Das Staatsministerium von BadenWürttembergs Regierungschef Winfried Kretschmann (Grüne), das am Tage zuvor noch für die Schließung aller Läden geworben hatte, wollte sich auf Anfrage der „Schwäbischen Zeitung“nicht dazu äußern, ob Müller eine Lücke in der Verordnung unfair ausnutze, und verwies die Frage an das Ministerium von Sozialminister Manfred Lucha (Grüne).

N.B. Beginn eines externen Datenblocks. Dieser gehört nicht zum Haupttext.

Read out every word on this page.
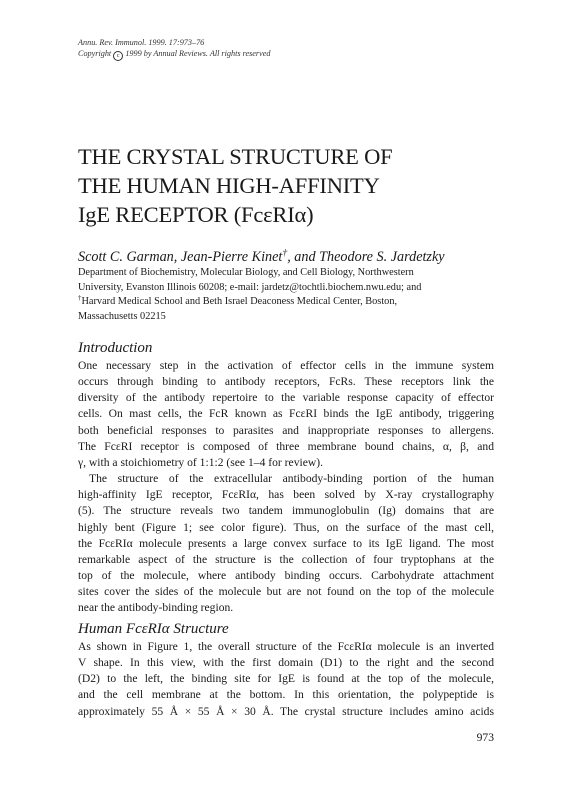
Annu. Rev. Immunol. 1999. 17:973–76
Copyright c 1999 by Annual Reviews. All rights reserved
THE CRYSTAL STRUCTURE OF
THE HUMAN HIGH-AFFINITY
IgE RECEPTOR (FcεRIα)
Scott C. Garman, Jean-Pierre Kinet†, and Theodore S. Jardetzky
Department of Biochemistry, Molecular Biology, and Cell Biology, Northwestern
University, Evanston Illinois 60208; e-mail: jardetz@tochtli.biochem.nwu.edu; and
†Harvard Medical School and Beth Israel Deaconess Medical Center, Boston,
Massachusetts 02215
Introduction
One necessary step in the activation of effector cells in the immune system
occurs through binding to antibody receptors, FcRs. These receptors link the
diversity of the antibody repertoire to the variable response capacity of effector
cells. On mast cells, the FcR known as FcεRI binds the IgE antibody, triggering
both beneficial responses to parasites and inappropriate responses to allergens.
The FcεRI receptor is composed of three membrane bound chains, α, β, and
γ, with a stoichiometry of 1:1:2 (see 1–4 for review).
The structure of the extracellular antibody-binding portion of the human
high-affinity IgE receptor, FcεRIα, has been solved by X-ray crystallography
(5). The structure reveals two tandem immunoglobulin (Ig) domains that are
highly bent (Figure 1; see color figure). Thus, on the surface of the mast cell,
the FcεRIα molecule presents a large convex surface to its IgE ligand. The most
remarkable aspect of the structure is the collection of four tryptophans at the
top of the molecule, where antibody binding occurs. Carbohydrate attachment
sites cover the sides of the molecule but are not found on the top of the molecule
near the antibody-binding region.
Human FcεRIα Structure
As shown in Figure 1, the overall structure of the FcεRIα molecule is an inverted
V shape. In this view, with the first domain (D1) to the right and the second
(D2) to the left, the binding site for IgE is found at the top of the molecule,
and the cell membrane at the bottom. In this orientation, the polypeptide is
approximately 55 Å × 55 Å × 30 Å. The crystal structure includes amino acids
973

Dort hieß es, dass der Verkauf des gesamten Sortiments erlaubt sei, um nicht Umräumarbeiten für das Personal auszulösen.
Sabine Hagmann, Hauptgeschäftsführerin des Handelsverbands BadenWürttemberg will das Verhalten der Drogeriekette nicht bewerten. „Letztlich geht es einfach darum, ob es zulässig ist oder nicht“, sagte Hagmann im Gespräch mit der „Schwäbischen Zeitung“– und die Corona-Verordnung lasse dieses Schlupfloch eben offen. Bestätigt wurde die Drogeriekette in ihrem Handeln bereits im Frühjahrs-Lockdown vom Verwaltungsgericht Sigmaringen. Laut einer damaligen Entscheidung der Richter darf bei Müller das gesamte Sortiment ohne räumliche Abtrennung verkauft werden.

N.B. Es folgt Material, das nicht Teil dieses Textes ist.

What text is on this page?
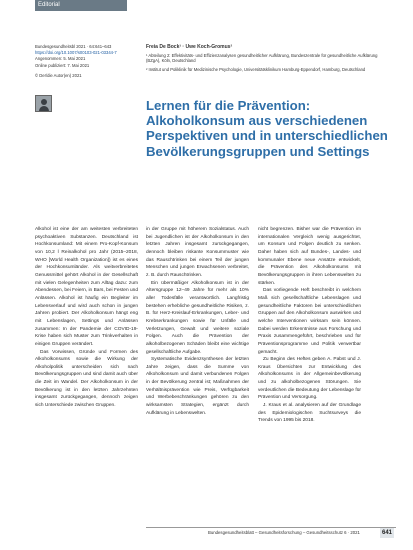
Editorial
Bundesgesundheitsbl 2021 · 64:641–643
https://doi.org/10.1007/s00103-021-03344-7
Angenommen: 5. Mai 2021
Online publiziert: 7. Mai 2021
© Der/die Autor(en) 2021
Freia De Bock¹ · Uwe Koch-Gromus²
¹ Abteilung 2: Effektivitäts- und Effizienzanalysen gesundheitlicher Aufklärung, Bundeszentrale für gesundheitliche Aufklärung (BZgA), Köln, Deutschland
² Institut und Poliklinik für Medizinische Psychologie, Universitätsklinikum Hamburg-Eppendorf, Hamburg, Deutschland
Lernen für die Prävention: Alkoholkonsum aus verschiedenen Perspektiven und in unterschiedlichen Bevölkerungsgruppen und Settings

Alkohol ist eine der am weitesten verbreiteten psychoaktiven Substanzen. Deutschland ist Hochkonsumland: Mit einem Pro-Kopf-Konsum von 10,2 l Reinalkohol pro Jahr (2015–2018, WHO [World Health Organization]) ist es eines der Hochkonsumländer. Als weitverbreitetes Genussmittel gehört Alkohol in der Gesellschaft mit vielen Gelegenheiten zum Alltag dazu: zum Abendessen, bei Feiern, in Bars, bei Festen und Anlässen. Alkohol ist häufig ein Begleiter im Lebensverlauf und wird auch schon in jungen Jahren probiert. Der Alkoholkonsum hängt eng mit Lebenslagen, Settings und Anlässen zusammen: In der Pandemie der COVID-19-Krise haben sich Muster zum Trinkverhalten in einigen Gruppen verändert.

Das Vorwissen, Gründe und Formen des Alkoholkonsums sowie die Wirkung der Alkoholpolitik unterscheiden sich nach Bevölkerungsgruppen und sind damit auch über die Zeit im Wandel. Der Alkoholkonsum in der Bevölkerung ist in den letzten Jahrzehnten insgesamt zurückgegangen, dennoch zeigen sich Unterschiede zwischen Gruppen.

in der Gruppe mit höherem Sozialstatus. Auch bei Jugendlichen ist der Alkoholkonsum in den letzten Jahren insgesamt zurückgegangen, dennoch bleiben riskante Konsummuster wie das Rauschtrinken bei einem Teil der jungen Menschen und jungen Erwachsenen verbreitet, z. B. durch Rauschtrinken.

Ein übermäßiger Alkoholkonsum ist in der Altersgruppe 12–49 Jahre für mehr als 10% aller Todesfälle verantwortlich. Langfristig bestehen erhebliche gesundheitliche Risiken, z. B. für Herz-Kreislauf-Erkrankungen, Leber- und Krebserkrankungen sowie für Unfälle und Verletzungen, Gewalt und weitere soziale Folgen. Auch die Prävention der alkoholbezogenen Schäden bleibt eine wichtige gesellschaftliche Aufgabe.

Systematische Evidenzsynthesen der letzten Jahre zeigen, dass die Summe von Alkoholkonsum und damit verbundenen Folgen in der Bevölkerung zentral ist; Maßnahmen der Verhältnisprävention wie Preis, Verfügbarkeit und Werbebeschränkungen gehören zu den wirksamsten Strategien, ergänzt durch Aufklärung in Lebenswelten.

nicht begrenzen. Bisher war die Prävention im internationalen Vergleich wenig ausgerichtet, um Konsum und Folgen deutlich zu senken. Daher haben sich auf Bundes-, Landes- und kommunaler Ebene neue Ansätze entwickelt, die Prävention des Alkoholkonsums mit Bevölkerungsgruppen in ihren Lebenswelten zu stärken.

Das vorliegende Heft beschreibt in welchem Maß sich gesellschaftliche Lebenslagen und gesundheitliche Faktoren bei unterschiedlichen Gruppen auf den Alkoholkonsum auswirken und welche Interventionen wirksam sein können. Dabei werden Erkenntnisse aus Forschung und Praxis zusammengeführt, beschrieben und für Präventionsprogramme und Politik verwertbar gemacht.

Zu Beginn des Heftes geben A. Pabst und J. Kraus Übersichten zur Entwicklung des Alkoholkonsums in der Allgemeinbevölkerung und zu alkoholbezogenen Störungen. Sie verdeutlichen die Bedeutung der Lebenslage für Prävention und Versorgung.

J. Kraus et al. analysieren auf der Grundlage des Epidemiologischen Suchtsurveys die Trends von 1995 bis 2018.

Bundesgesundheitsblatt – Gesundheitsforschung – Gesundheitsschutz 6 · 2021	641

Dass es in diesem zweiten Lockdown mit dem Öffnen und Schließen der Geschäfte aber so eine Sache ist und dass mittlerweile sehr viele Emotionen mitspielen, zeigt auch der Fall Douglas. Die Parfümerie-Filialkette Douglas hatte am ersten Tag des bundesweiten Lockdowns angekündigt, knapp ein Viertel der Filialen offenzulassen. Es handelte sich um Filialen, in denen Douglas nach eigenen Angaben vor allem Artikel des „klassischen Drogeriesortiments“wie Körperpflegeprodukte anbot – etwa Cremes, Shampoo, Seife, Make-up, Deodorants, Parfüms und Hygieneprodukte. Das Angebot sei vergleichbar mit dem großer Drogerieketten, die ebenfalls geöffnet bleiben dürften, rechtfertigte das Unternehmen die Entscheidung.
Doch stieß das Vorgehen der Parfümeriekette auf Kritik. Die Gewerkschaft Verdi sprach von einem „anrüchigen Unterlaufen des Lockdowns“. Die Parfümerie deklariere sich über Nacht zur Drogerie um. Angesichts der Kritik ruderte Douglas mittlerweile zurück, entschuldigte sich am Donnerstag sogar. Douglas-Chefin Tina Müller sagte: „Ab heute bleiben alle unsere deutschen Filialen bis auf Weiteres geschlossen.“Sie bat „diejenigen um Entschuldigung, die wir mit unserem Vorgehen befremdet oder vor den Kopf gestoßen haben“.
Auch beim Thema Abholservice sind die Unklarheiten noch längst nicht ausgeräumt. Laut baden-württembergischer Landesregierung ist es eigentlich verboten, dass Kunden im Lockdown etwas telefonisch oder online bei einem Geschäft bestellen und dann abholen. Trotzdem findet sich auch in Baden-Württemberg auf so mancher Webseite von Einzelhändlern das Angebot eines Abholservice. „Das sind Einzelfälle“, verteidigt Hagmann vom Handelsverband. Es herrsche nun mal eine große Verwirrung: Was ist erlaubt? Was nicht? Das liege auch daran, dass der Abholservice von jedem Bundesland anders geregelt werde. Zudem gibt es Handelsketten, die bundesweit Filialen betreiben und für den so genannten Click & Collect-Service werben, wie die Elektronikketten Media Markt und Saturn oder der Buchhändler Thalia. Diese dürften den Service überall anbieten, nur nicht in Baden-Württemberg, Bayern und Sachsen, sagt Hagmann. Sie hält das nicht für sinnvoll und plädiert dafür, Click & Collect auch in BadenWürttemberg zuzulassen. Es sei unglaublich, dem Mittelstand diese Möglichkeit zu verwehren.